Calmodulin antagonists induce cell cycle arrest and apoptosis in vitro and inhibit tumor growth in vivo in human multiple myeloma
JC-10™ was used by researchers to study cell cycle and apoptosis in human multiple myeloma. JC-10™ functioned as a probe for the detection of mitochondrial membrane potential depolarization, which was crucial to the study of caspase activated apoptosis.

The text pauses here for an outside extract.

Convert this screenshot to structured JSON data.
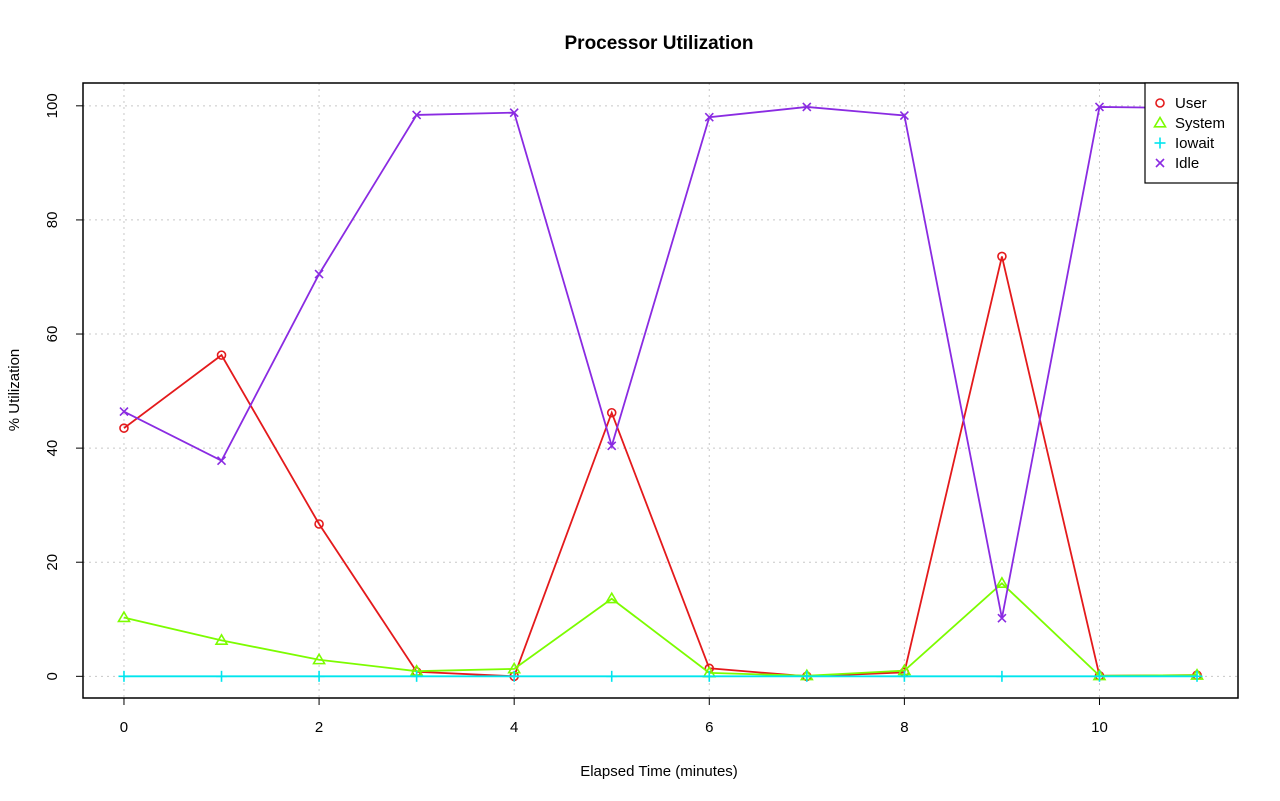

Activation of the mitochondrial apoptotic pathway produces reactive oxygen species and oxidative damage in hepatocytes that contribute to liver tumorigenesis
Researchers were interested in the pathways involved with liver tumorigenesis. To that end, they used JC-10™ to study activation of apoptotic pathways related to changes in mitochondrial membrane potential, with the ultimate goal of discovering if antioxidant therapy might help suppress liver carinogenesis.